Abstract
The ability to rapidly estimate non-symbolic numerical quantities is a well-conserved sense across species with clear evolutionary advantages. Despite its importance, the rapid representation and estimation of numerosity is surprisingly imprecise and biased. However, a formal explanation for this seemingly irrational behavior remains unclear. We develop a unified normative theory of numerosity estimation that parsimoniously incorporates in a single framework information processing constraints alongside Brownian diffusion noise to capture the effects of time exposure of sensory estimations, logarithmic encoding of numerosity representations, and optimal inference via Bayesian decoding. We show that for a given allowable biological capacity constraint our model naturally endogenizes time perception during noisy efficient encoding to predict the complete posterior distribution of numerosity estimates. This model accurately predicts many features of human numerosity estimation as a function of temporal exposure, indicating that humans can rapidly and efficiently sample numerosity information over time. Additionally, we demonstrate how our model fundamentally differs from a thermodynamically-inspired formalization of bounded rationality, where information processing is modeled as acting to shift away from default states. The mechanism we propose is the likely origin of a variety of numerical cognition patterns observed in humans and other animals.
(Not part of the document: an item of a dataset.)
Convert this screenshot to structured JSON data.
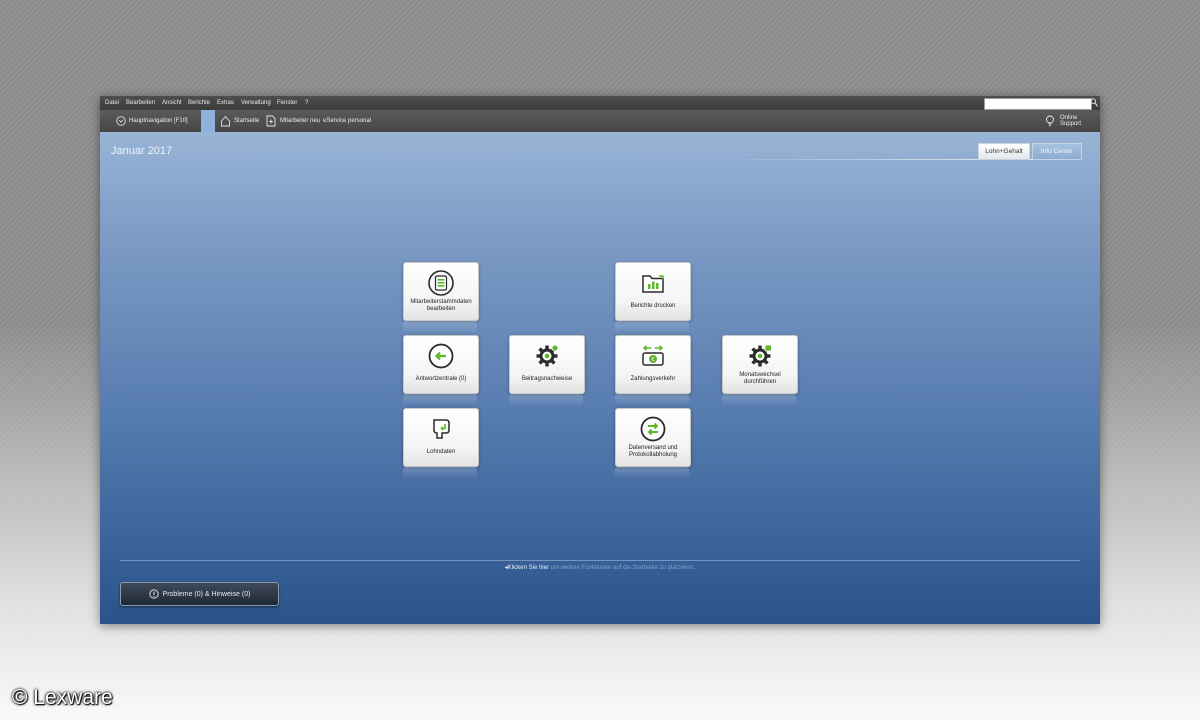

Author summary Humans have the ability to estimate the number of elements in a set without counting. We share this ability with other species, suggesting that it is evolutionarily relevant. However, despite its relevance, this sense is variable and biased. What is the origin of these imprecisions? We take the view that they are the result of an optimal use of limited neural resources. Because of these limitations, stimuli are encoded with noise. The observer then optimally decodes these noisy representations, taking into account its knowledge of the distribution of stimuli. We build on this view and incorporate stimulus presentation time (or contrast) directly into the encoding process using Brownian motion. This model can parsimoniously predict key characteristics of our perception and outperforms quantitatively and qualitatively a popular modeling approach that considers resource limitations at the stage of the response rather than the encoding.
Competing Interest Statement
The authors have declared no competing interest.
Footnotes
↵* rafael.polania{at}hest.ethz.ch
Revised manuscript following submission to a journal. It includes updates in all sections of the manuscript.
↵1 The rationale behind the choice of the squared m is the following: The signals can take any value over the real line. If we assume that the status quo of no-message (or no energy being spent) is 0, then any deviations from 0 that lead to decodable information should be considered including negative values leading to energy expenditure.